Por órdenes de Ríos Montt, fueron arrasadas 400 comunidades, masacradas más de 10,000 personas y desplazadas de sus hogares otras 29,000, según calculan organizaciones de derechos humanos. Un tecnicismo dejó sin efecto la sentencia. Ríos Montt falleció en abril de 2018, a causa de un infarto, bajo arresto domiciliario y mientras sus abogados pleiteaban para conseguir sucesivos aplazamientos de nuevos juicios.
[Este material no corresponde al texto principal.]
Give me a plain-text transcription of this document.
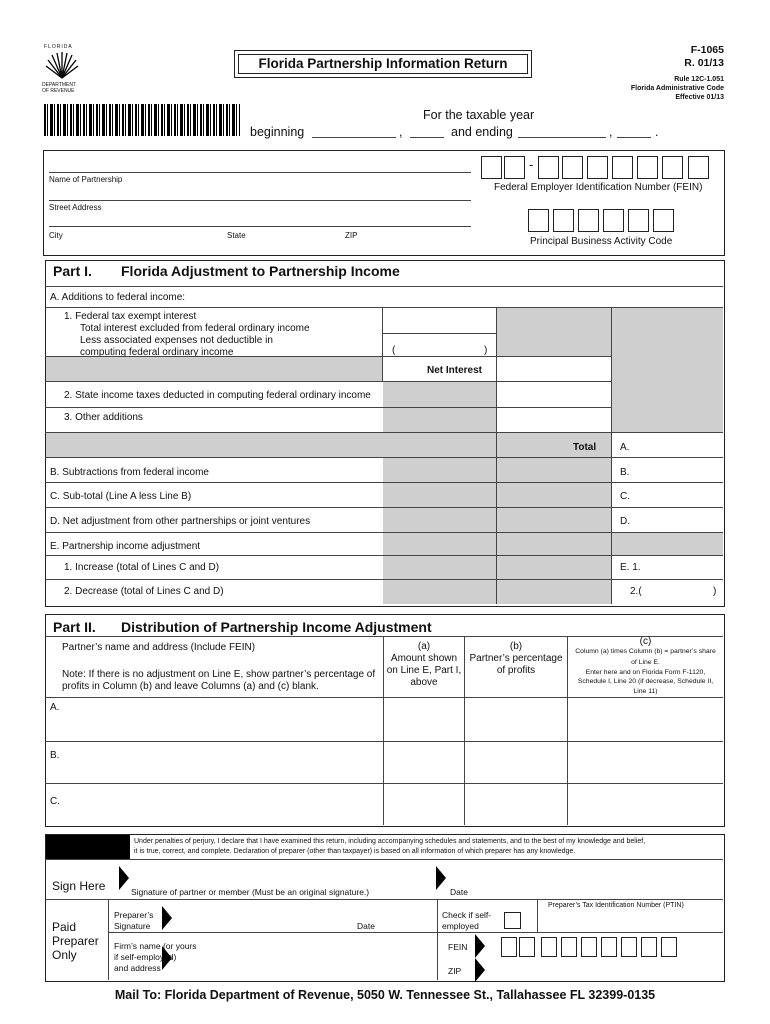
FLORIDA
DEPARTMENT
OF REVENUE
Florida Partnership Information Return
F-1065
R. 01/13
Rule 12C-1.051
Florida Administrative Code
Effective 01/13
For the taxable year
beginning	,	and ending	,	.
Name of Partnership
Street Address
City	State	ZIP
-
Federal Employer Identification Number (FEIN)
Principal Business Activity Code
Part I. Florida Adjustment to Partnership Income
A. Additions to federal income:
1. Federal tax exempt interest
Total interest excluded from federal ordinary income
Less associated expenses not deductible in
computing federal ordinary income	(	)
Net Interest
2. State income taxes deducted in computing federal ordinary income
3. Other additions
Total A.
B. Subtractions from federal income	B.
C. Sub-total (Line A less Line B)	C.
D. Net adjustment from other partnerships or joint ventures	D.
E. Partnership income adjustment
1. Increase (total of Lines C and D)	E. 1.
2. Decrease (total of Lines C and D)	2.(	)
Part II. Distribution of Partnership Income Adjustment
Partner’s name and address (Include FEIN)
Note: If there is no adjustment on Line E, show partner’s percentage of
profits in Column (b) and leave Columns (a) and (c) blank.
(a)
Amount shown
on Line E, Part I,
above
(b)
Partner’s percentage
of profits
(c)
Column (a) times Column (b) = partner’s share
of Line E.
Enter here and on Florida Form F-1120,
Schedule I, Line 20 (if decrease, Schedule II,
Line 11)
A.
B.
C.
Under penalties of perjury, I declare that I have examined this return, including accompanying schedules and statements, and to the best of my knowledge and belief,
it is true, correct, and complete. Declaration of preparer (other than taxpayer) is based on all information of which preparer has any knowledge.
Sign Here	Signature of partner or member (Must be an original signature.)	Date
Paid
Preparer
Only
Preparer’s
Signature	Date
Check if self-
employed
Preparer’s Tax Identification Number (PTIN)
Firm’s name (or yours
if self-employed)
and address
FEIN
ZIP
Mail To: Florida Department of Revenue, 5050 W. Tennessee St., Tallahassee FL 32399-0135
El elemento mágico poético lo aporta el mito de La Llorona, mujer que, según la leyenda, ahoga a sus hijos al ser abandonada por su esposo y luego, arrepentida y maldecida, los busca en las noches por ríos, pueblos y ciudades. “Para nosotros –precisó la actriz– La Llorona es un espíritu de justicia, son las madres que lloran porque les mataron, robaron y desparecieron a sus hijos y no saben su paradero”.
Conmovedor resultó descubrir en la pantalla a la Premio Nobel de la Paz, Rigoberta Menchú, que llora porque ella y su familia también fueron víctimas de la represión.